Do you have a formalized process with your union? Does your senate or its designees meet regularly or at predictable junctures with representatives of your bargaining unit? Do you have a published strategy for bringing matters of concern to one another? Are you currently working with your bargaining unit, for example, to improve faculty evaluation and peer review processes-while building a firewall between accreditation dictates and individual faculty? (See F03 Resolution)

Accreditation
The Academic Senate is attempting to do a better job this year of explaining what seems to others as an ambivalence regarding the newly adopted ACCJC accreditation standards. Of the many resolutions the plenary body has passed on accreditation, some contradict others. Yet all urge us to express our outrage at the flimsy justifications for those standards and the process by which they were adopted, to protect the integrity of our curricular programs and student support services, to protect faculty and students from undue intrusion. In the December Rostrum article and in his presentations, our liaison to ACCJC has reminded us that despite our principled objections and our concerted efforts, the standards were adopted and now we are left to make them our own and to reflect our values while engaging in the accreditation process over which we have faculty are still to have primacy.

So when did you last review your processes for accreditation? For appointing faculty representatives? Do faculty or outside researchers determine what shall be measured and how? What role is promised you? Is your curriculum revision driven solely by the need to append "measurable student learning outcomes"? What qualitative measurements are you insisting upon to examine those elements most of us believe constitutes education as we would define it? Are vocational faculty (long time users of "student learning outcomes") sharing their practices with non-vocational faculty? And, as an extension, are vocational faculty attending to the questions of regarding use of qualitative data?

How are your faculty sharing with other faculty around the state your findings and observations about the accreditation process? Are you attending the Academic Senate's plenary sessions on this topic? Are faculty offered the opportunity to observe the "training sessions" offered by those in the emergent accreditation cottage industry? Administrators appear in droves; are your faculty also attending?

Faculty Professional Development
The lack of state funding for these much-needed efforts expresses legislators' misunderstanding and unwarranted hostility. At the state level, the Academic Senate will attempt to address those barriers in a more concentrated effort this year. However at the local level-and at a very personal level-we continue to need experiences that renew our commitment, that refresh our intellectual engagement, that restore our souls. Many of us are contractually obligated to engage in such activities, though there is no funding for conference attendance or for bringing speakers or presentations to our campuses. At the same time, what we choose to do voluntarily is no longer held to the stringent though perhaps appropriately narrowed precepts of what constitutes appropriate activities. Without funding, we are now freed to do other activities less apt to fall neatly into those categories of yore. We can have fun and still experience renewal, refreshed, and restored.

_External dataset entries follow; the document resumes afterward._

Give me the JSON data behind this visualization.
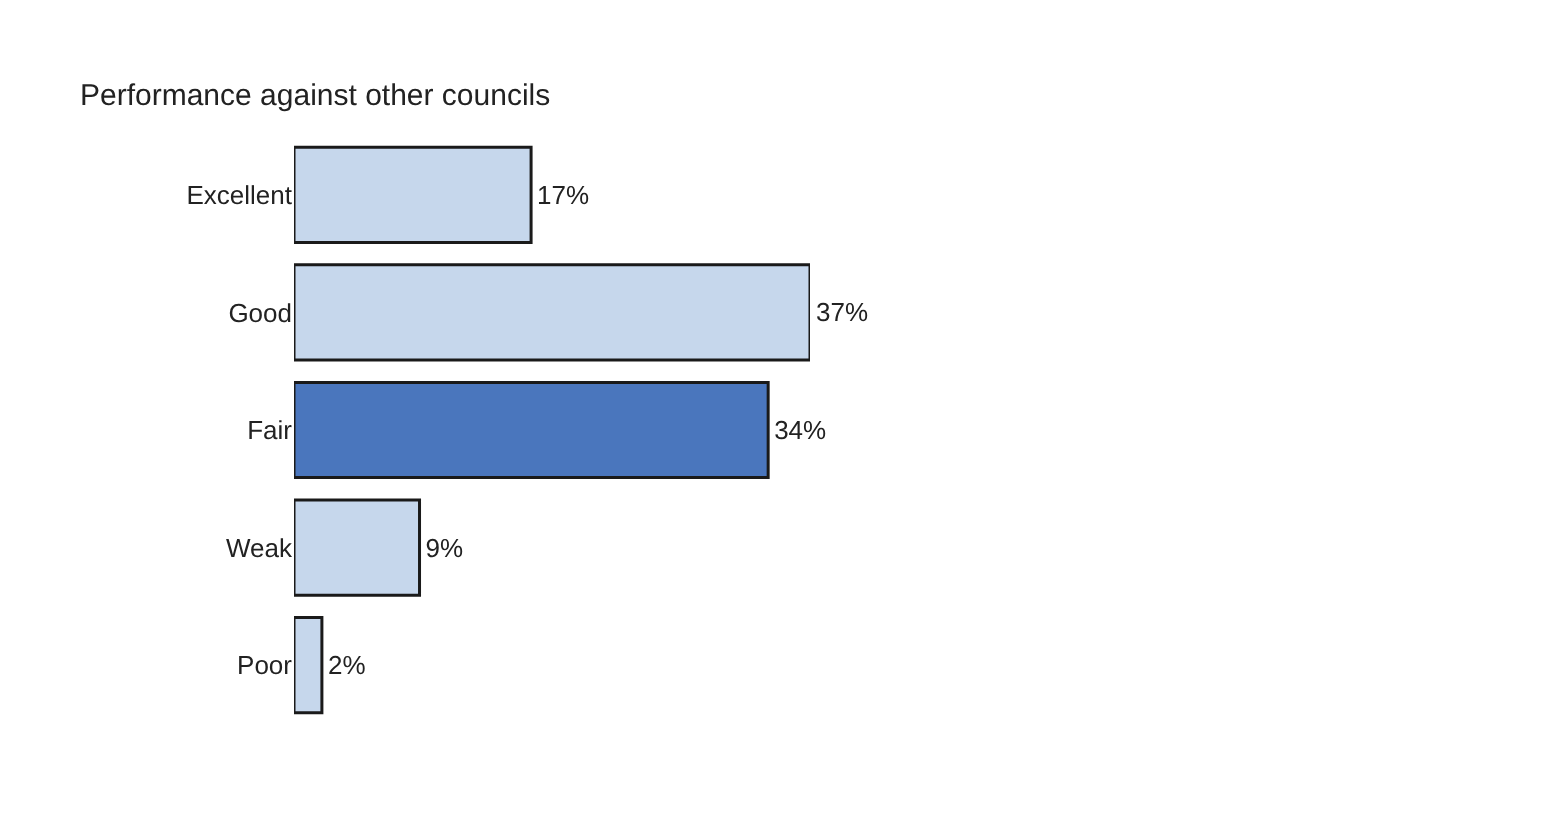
{
  "chart_data": {
    "type": "bar",
    "orientation": "horizontal",
    "title": "Performance against other councils",
    "categories": [
      "Excellent",
      "Good",
      "Fair",
      "Weak",
      "Poor"
    ],
    "values": [
      17,
      37,
      34,
      9,
      2
    ],
    "colors": [
      "#c6d7ec",
      "#c6d7ec",
      "#4a76bd",
      "#c6d7ec",
      "#c6d7ec"
    ],
    "value_labels": [
      "17%",
      "37%",
      "34%",
      "9%",
      "2%"
    ],
    "legend": false,
    "tick_labels": "y"
  }
}
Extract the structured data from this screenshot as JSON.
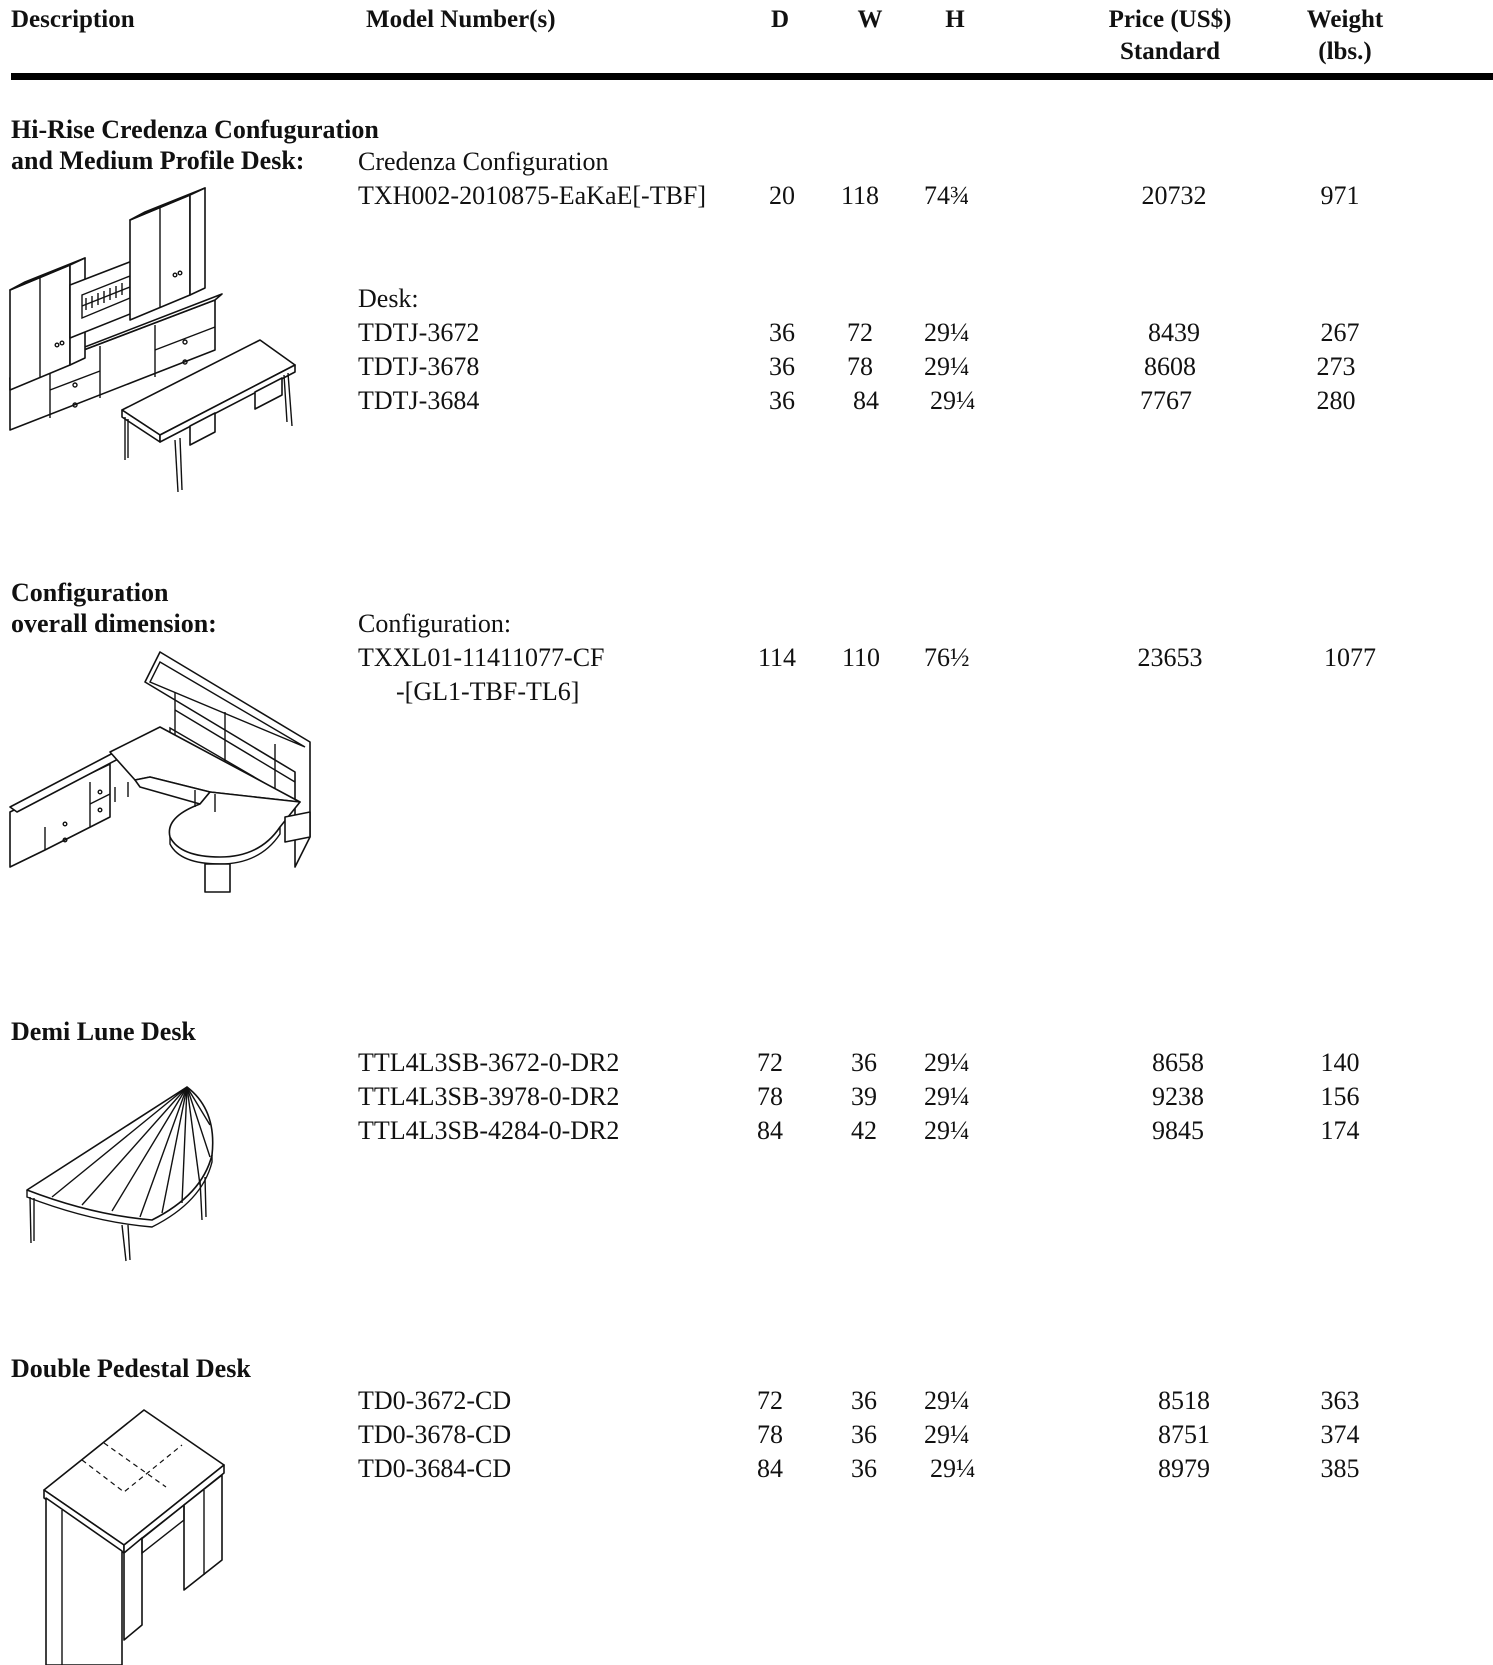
{
  "columns": {
    "description": "Description",
    "model": "Model Number(s)",
    "d": "D",
    "w": "W",
    "h": "H",
    "price_line1": "Price (US$)",
    "price_line2": "Standard",
    "weight_line1": "Weight",
    "weight_line2": "(lbs.)"
  },
  "sections": [
    {
      "title_line1": "Hi-Rise Credenza Confuguration",
      "title_line2": "and Medium Profile Desk:",
      "illustration": "credenza-and-desk-illustration",
      "groups": [
        {
          "label": "Credenza Configuration",
          "rows": [
            {
              "model": "TXH002-2010875-EaKaE[-TBF]",
              "d": "20",
              "w": "118",
              "h": "74¾",
              "price": "20732",
              "weight": "971"
            }
          ]
        },
        {
          "label": "Desk:",
          "rows": [
            {
              "model": "TDTJ-3672",
              "d": "36",
              "w": "72",
              "h": "29¼",
              "price": "8439",
              "weight": "267"
            },
            {
              "model": "TDTJ-3678",
              "d": "36",
              "w": "78",
              "h": "29¼",
              "price": "8608",
              "weight": "273"
            },
            {
              "model": "TDTJ-3684",
              "d": "36",
              "w": "84",
              "h": "29¼",
              "price": "7767",
              "weight": "280"
            }
          ]
        }
      ]
    },
    {
      "title_line1": "Configuration",
      "title_line2": "overall dimension:",
      "illustration": "u-shaped-configuration-illustration",
      "groups": [
        {
          "label": "Configuration:",
          "rows": [
            {
              "model": "TXXL01-11411077-CF",
              "model_line2": "-[GL1-TBF-TL6]",
              "d": "114",
              "w": "110",
              "h": "76½",
              "price": "23653",
              "weight": "1077"
            }
          ]
        }
      ]
    },
    {
      "title_line1": "Demi Lune Desk",
      "illustration": "demi-lune-desk-illustration",
      "groups": [
        {
          "rows": [
            {
              "model": "TTL4L3SB-3672-0-DR2",
              "d": "72",
              "w": "36",
              "h": "29¼",
              "price": "8658",
              "weight": "140"
            },
            {
              "model": "TTL4L3SB-3978-0-DR2",
              "d": "78",
              "w": "39",
              "h": "29¼",
              "price": "9238",
              "weight": "156"
            },
            {
              "model": "TTL4L3SB-4284-0-DR2",
              "d": "84",
              "w": "42",
              "h": "29¼",
              "price": "9845",
              "weight": "174"
            }
          ]
        }
      ]
    },
    {
      "title_line1": "Double Pedestal Desk",
      "illustration": "double-pedestal-desk-illustration",
      "groups": [
        {
          "rows": [
            {
              "model": "TD0-3672-CD",
              "d": "72",
              "w": "36",
              "h": "29¼",
              "price": "8518",
              "weight": "363"
            },
            {
              "model": "TD0-3678-CD",
              "d": "78",
              "w": "36",
              "h": "29¼",
              "price": "8751",
              "weight": "374"
            },
            {
              "model": "TD0-3684-CD",
              "d": "84",
              "w": "36",
              "h": "29¼",
              "price": "8979",
              "weight": "385"
            }
          ]
        }
      ]
    }
  ]
}
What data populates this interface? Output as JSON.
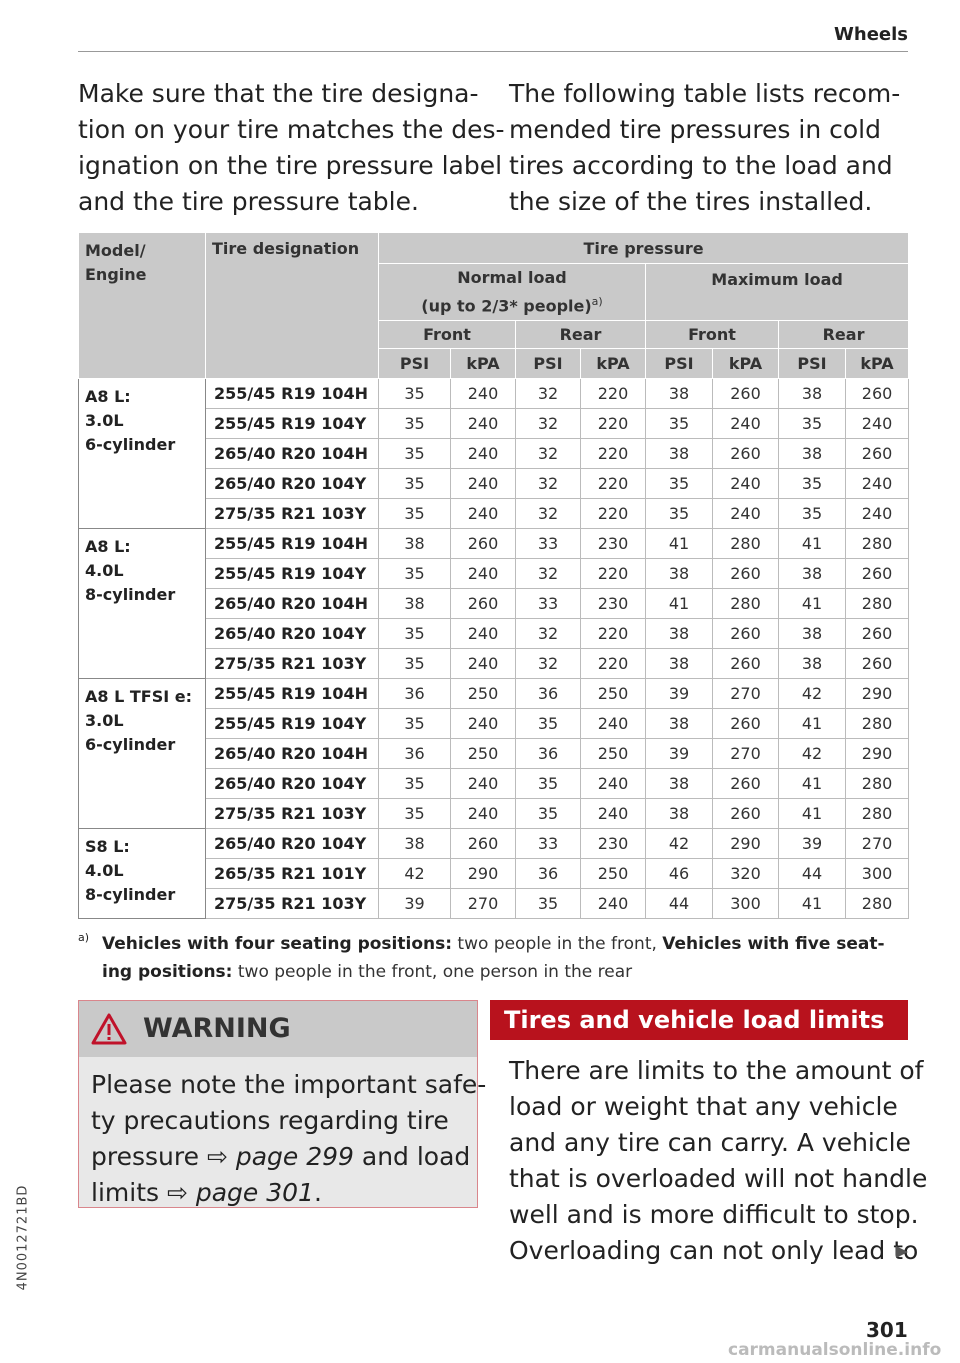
{
  "header": {
    "section": "Wheels"
  },
  "intro": {
    "left": [
      "Make sure that the tire designa-",
      "tion on your tire matches the des-",
      "ignation on the tire pressure label",
      "and the tire pressure table."
    ],
    "right": [
      "The following table lists recom-",
      "mended tire pressures in cold",
      "tires according to the load and",
      "the size of the tires installed."
    ]
  },
  "table": {
    "head": {
      "model": "Model/ Engine",
      "tire": "Tire designation",
      "pressure": "Tire pressure",
      "normal": "Normal load",
      "normal_note": "(up to 2/3* people)",
      "normal_ref": "a)",
      "maximum": "Maximum load",
      "axles": [
        "Front",
        "Rear",
        "Front",
        "Rear"
      ],
      "units": [
        "PSI",
        "kPA",
        "PSI",
        "kPA",
        "PSI",
        "kPA",
        "PSI",
        "kPA"
      ]
    },
    "groups": [
      {
        "model": [
          "A8 L:",
          "3.0L",
          "6-cylinder"
        ],
        "rows": [
          {
            "tire": "255/45 R19 104H",
            "values": [
              35,
              240,
              32,
              220,
              38,
              260,
              38,
              260
            ]
          },
          {
            "tire": "255/45 R19 104Y",
            "values": [
              35,
              240,
              32,
              220,
              35,
              240,
              35,
              240
            ]
          },
          {
            "tire": "265/40 R20 104H",
            "values": [
              35,
              240,
              32,
              220,
              38,
              260,
              38,
              260
            ]
          },
          {
            "tire": "265/40 R20 104Y",
            "values": [
              35,
              240,
              32,
              220,
              35,
              240,
              35,
              240
            ]
          },
          {
            "tire": "275/35 R21 103Y",
            "values": [
              35,
              240,
              32,
              220,
              35,
              240,
              35,
              240
            ]
          }
        ]
      },
      {
        "model": [
          "A8 L:",
          "4.0L",
          "8-cylinder"
        ],
        "rows": [
          {
            "tire": "255/45 R19 104H",
            "values": [
              38,
              260,
              33,
              230,
              41,
              280,
              41,
              280
            ]
          },
          {
            "tire": "255/45 R19 104Y",
            "values": [
              35,
              240,
              32,
              220,
              38,
              260,
              38,
              260
            ]
          },
          {
            "tire": "265/40 R20 104H",
            "values": [
              38,
              260,
              33,
              230,
              41,
              280,
              41,
              280
            ]
          },
          {
            "tire": "265/40 R20 104Y",
            "values": [
              35,
              240,
              32,
              220,
              38,
              260,
              38,
              260
            ]
          },
          {
            "tire": "275/35 R21 103Y",
            "values": [
              35,
              240,
              32,
              220,
              38,
              260,
              38,
              260
            ]
          }
        ]
      },
      {
        "model": [
          "A8 L TFSI e:",
          "3.0L",
          "6-cylinder"
        ],
        "rows": [
          {
            "tire": "255/45 R19 104H",
            "values": [
              36,
              250,
              36,
              250,
              39,
              270,
              42,
              290
            ]
          },
          {
            "tire": "255/45 R19 104Y",
            "values": [
              35,
              240,
              35,
              240,
              38,
              260,
              41,
              280
            ]
          },
          {
            "tire": "265/40 R20 104H",
            "values": [
              36,
              250,
              36,
              250,
              39,
              270,
              42,
              290
            ]
          },
          {
            "tire": "265/40 R20 104Y",
            "values": [
              35,
              240,
              35,
              240,
              38,
              260,
              41,
              280
            ]
          },
          {
            "tire": "275/35 R21 103Y",
            "values": [
              35,
              240,
              35,
              240,
              38,
              260,
              41,
              280
            ]
          }
        ]
      },
      {
        "model": [
          "S8 L:",
          "4.0L",
          "8-cylinder"
        ],
        "rows": [
          {
            "tire": "265/40 R20 104Y",
            "values": [
              38,
              260,
              33,
              230,
              42,
              290,
              39,
              270
            ]
          },
          {
            "tire": "265/35 R21 101Y",
            "values": [
              42,
              290,
              36,
              250,
              46,
              320,
              44,
              300
            ]
          },
          {
            "tire": "275/35 R21 103Y",
            "values": [
              39,
              270,
              35,
              240,
              44,
              300,
              41,
              280
            ]
          }
        ]
      }
    ]
  },
  "footnote": {
    "marker": "a)",
    "lines": [
      [
        {
          "text": "Vehicles with four seating positions:",
          "bold": true
        },
        {
          "text": " two people in the front, ",
          "bold": false
        },
        {
          "text": "Vehicles with five seat-",
          "bold": true
        }
      ],
      [
        {
          "text": "ing positions:",
          "bold": true
        },
        {
          "text": " two people in the front, one person in the rear",
          "bold": false
        }
      ]
    ]
  },
  "warning": {
    "title": "WARNING",
    "lines": [
      [
        {
          "text": "Please note the important safe-",
          "link": false
        }
      ],
      [
        {
          "text": "ty precautions regarding tire",
          "link": false
        }
      ],
      [
        {
          "text": "pressure ",
          "link": false
        },
        {
          "text": "⇨ page 299",
          "link": true
        },
        {
          "text": " and load",
          "link": false
        }
      ],
      [
        {
          "text": "limits ",
          "link": false
        },
        {
          "text": "⇨ page 301",
          "link": true
        },
        {
          "text": ".",
          "link": false
        }
      ]
    ]
  },
  "section": {
    "title": "Tires and vehicle load limits",
    "lines": [
      "There are limits to the amount of",
      "load or weight that any vehicle",
      "and any tire can carry. A vehicle",
      "that is overloaded will not handle",
      "well and is more difficult to stop.",
      "Overloading can not only lead to"
    ]
  },
  "footer": {
    "code": "4N0012721BD",
    "page": "301",
    "watermark": "carmanualsonline.info"
  }
}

And what are you doing to continue such professional development? Don't be surprised if, after the holidays and intersessions, we ask you to report on your faculty's activities, to share with others your strategies for achieving the aims of this delegated authority.

That, then, should provide you with ideas to compile your inventory, reminding you of the principles upon which you and your senates may initiate action. Check your list, feel free to share it with me, and join us in San Francisco at the Spring 2004 Plenary Session "Acting on Principle" when our theme will embody this new collective energy and enthusiasm for the work we share.

Wishing you respite and relaxation, and a very long list!